If we take your m and n queries as:
m = range(5)
n = range(6, 11)
Then your single query of m = ButuanMaps.objects.filter(clandpin=getpin). values_list('landproperty__ctaxdec','ssectionid__sbrgyid__cbrgyname') is equivalent to the structure of:
new = zip(m, n)
#[(0, 6), (1, 7), (2, 8), (3, 9), (4, 10)]
So you can "transpose" that:
zip(*new)
# [(0, 1, 2, 3, 4), (6, 7, 8, 9, 10)]
Then build a dict from that and your keys:
results = dict(zip(['taxdec', 'brgy'], zip(*new))))

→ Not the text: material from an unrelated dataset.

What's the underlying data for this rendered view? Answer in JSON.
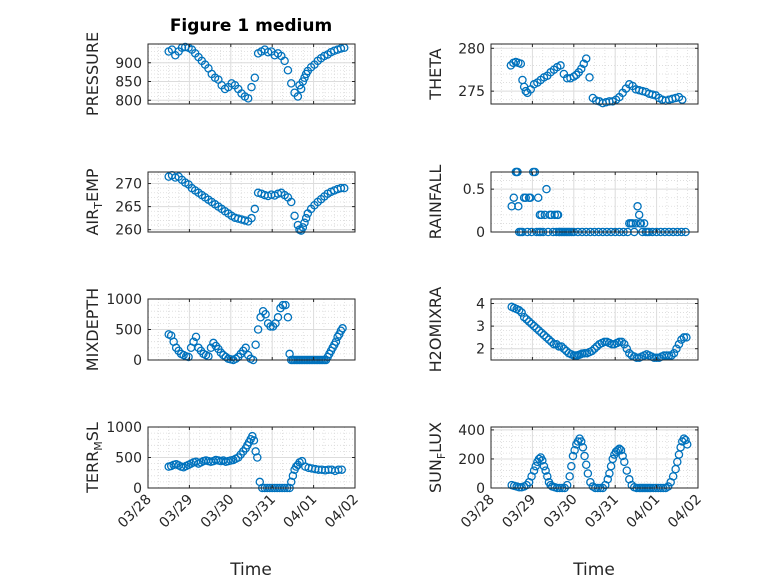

# {'brgy': (6, 7, 8, 9, 10), 'taxdec': (0, 1, 2, 3, 4)}
Then json.dumps results.
Or use an OrderedDict for your JSON name and column names values and generalise further:
from collections import OrderedDict
keyvals = OrderedDict([
('taxdec','landproperty__ctaxdec'),
('brgy', 'ssectionid__sbrgyid__cbrgyname')
])
m = ButuanMaps.objects.filter(clandpin=getpin).values_list(*keyvals.values())
result = dict(zip(keyvals, zip(*m)))
That way, you can add/remove columns to be selected and their associated JSON values in one place for the same query.